Qu’à cela ne tienne, le soutien apparent de la communauté internationale engrangé par Félix Tshisekedi, notamment lors de ces voyages à l’étranger, pourrait également lui permettre d’infléchir, tant soit peu, les rapports de force qui lui sont défavorables au sein de la coalition au pouvoir. C’est en effet son « partenaire de l’alternance », Joseph Kabila, et le Front commun pour le Congo (FCC) qui contrôlent l’essentiel des institutions de la République.

« Même des caciques de la famille politique de l’ancien président, voire des officiers de l’armée, savent qu’ils n’ont pas d’autre choix que de composer avec Félix Tshisekedi. N’est-ce pas lui qui a plaidé en faveur de l’atténuation des sanctions européennes contre des proches de Joseph Kabila ? » avance ainsi un député proche du chef de l’État. Le 9 décembre, Lambert Mende et Roger Kibelisa, respectivement ancien ministre des Médias et ancien chef du département de la sécurité intérieure de l’Agence nationale de renseignements (ANR), ont bénéficié de la levée des mesures individuelles restrictives prises à leur encontre par l’UE. Mais cet assouplissement n’a pas concerné 12 autres proches de l’ancien président Joseph Kabila, maintenus sur la liste des sanctions européennes.
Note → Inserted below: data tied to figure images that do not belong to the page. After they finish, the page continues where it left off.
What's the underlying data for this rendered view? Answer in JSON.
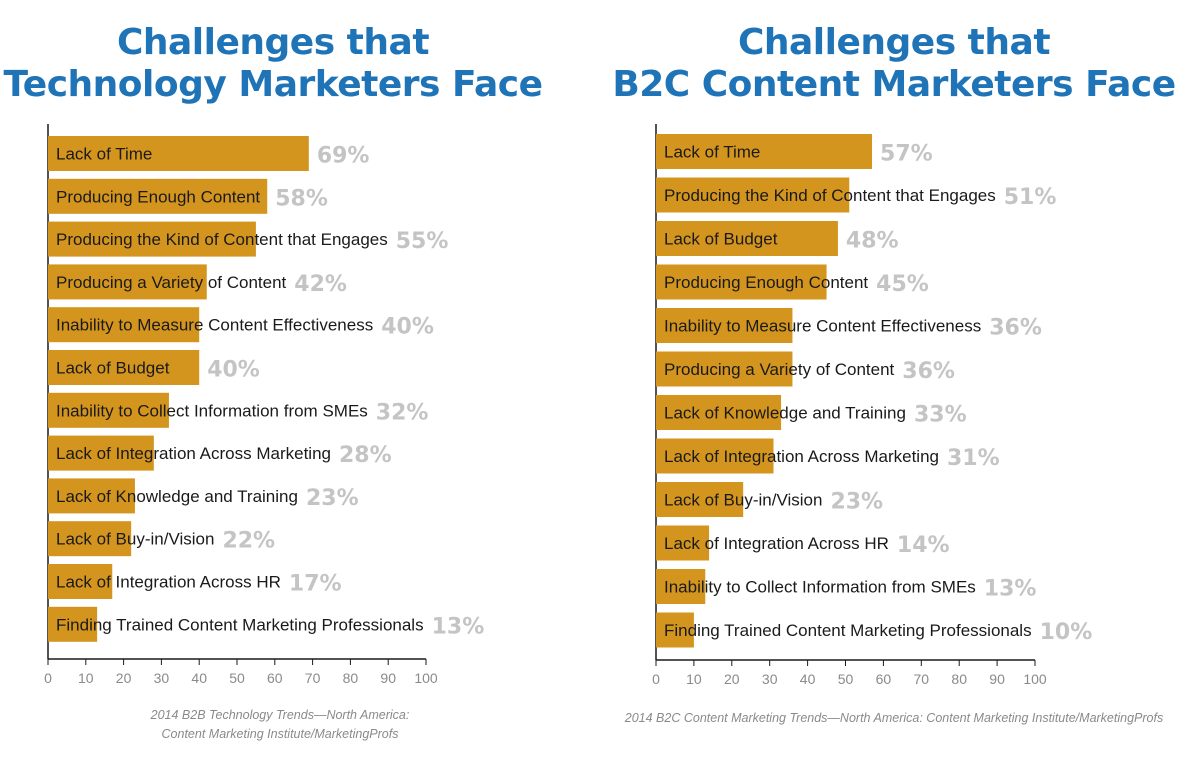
{
  "left": {
    "title_line1": "Challenges that",
    "title_line2": "Technology Marketers Face",
    "source_line1": "2014 B2B Technology Trends—North America:",
    "source_line2": "Content Marketing Institute/MarketingProfs"
  },
  "right": {
    "title_line1": "Challenges that",
    "title_line2": "B2C Content Marketers Face",
    "source_line1": "2014 B2C Content Marketing Trends—North America: Content Marketing Institute/MarketingProfs"
  },
  "colors": {
    "title": "#1f73b7",
    "bar": "#d4951f",
    "value_label": "#c4c4c4",
    "tick_label": "#8a8a8a"
  },
  "chart_data": [
    {
      "type": "bar",
      "orientation": "horizontal",
      "title": "Challenges that Technology Marketers Face",
      "categories": [
        "Lack of Time",
        "Producing Enough Content",
        "Producing the Kind of Content that Engages",
        "Producing a Variety of Content",
        "Inability to Measure Content Effectiveness",
        "Lack of Budget",
        "Inability to Collect Information from SMEs",
        "Lack of Integration Across Marketing",
        "Lack of Knowledge and Training",
        "Lack of Buy-in/Vision",
        "Lack of Integration Across HR",
        "Finding Trained Content Marketing Professionals"
      ],
      "values": [
        69,
        58,
        55,
        42,
        40,
        40,
        32,
        28,
        23,
        22,
        17,
        13
      ],
      "value_labels": [
        "69%",
        "58%",
        "55%",
        "42%",
        "40%",
        "40%",
        "32%",
        "28%",
        "23%",
        "22%",
        "17%",
        "13%"
      ],
      "xlim": [
        0,
        100
      ],
      "xticks": [
        0,
        10,
        20,
        30,
        40,
        50,
        60,
        70,
        80,
        90,
        100
      ],
      "xlabel": "",
      "ylabel": "",
      "grid": false,
      "legend": "none"
    },
    {
      "type": "bar",
      "orientation": "horizontal",
      "title": "Challenges that B2C Content Marketers Face",
      "categories": [
        "Lack of Time",
        "Producing the Kind of Content that Engages",
        "Lack of Budget",
        "Producing Enough Content",
        "Inability to Measure Content Effectiveness",
        "Producing a Variety of Content",
        "Lack of Knowledge and Training",
        "Lack of Integration Across Marketing",
        "Lack of Buy-in/Vision",
        "Lack of Integration Across HR",
        "Inability to Collect Information from SMEs",
        "Finding Trained Content Marketing Professionals"
      ],
      "values": [
        57,
        51,
        48,
        45,
        36,
        36,
        33,
        31,
        23,
        14,
        13,
        10
      ],
      "value_labels": [
        "57%",
        "51%",
        "48%",
        "45%",
        "36%",
        "36%",
        "33%",
        "31%",
        "23%",
        "14%",
        "13%",
        "10%"
      ],
      "xlim": [
        0,
        100
      ],
      "xticks": [
        0,
        10,
        20,
        30,
        40,
        50,
        60,
        70,
        80,
        90,
        100
      ],
      "xlabel": "",
      "ylabel": "",
      "grid": false,
      "legend": "none"
    }
  ]
}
« Dans la politique extérieure du président, le rééquilibrage éventuel de rapports de force n’est pas un objectif en soi. Il en sera sans doute l’une des conséquences », décrypte un autre membre de l’entourage de Félix Tshisekedi. Mais, « rassurez-vous, le président voyagera moins l’année prochaine », promet l’un des assistants.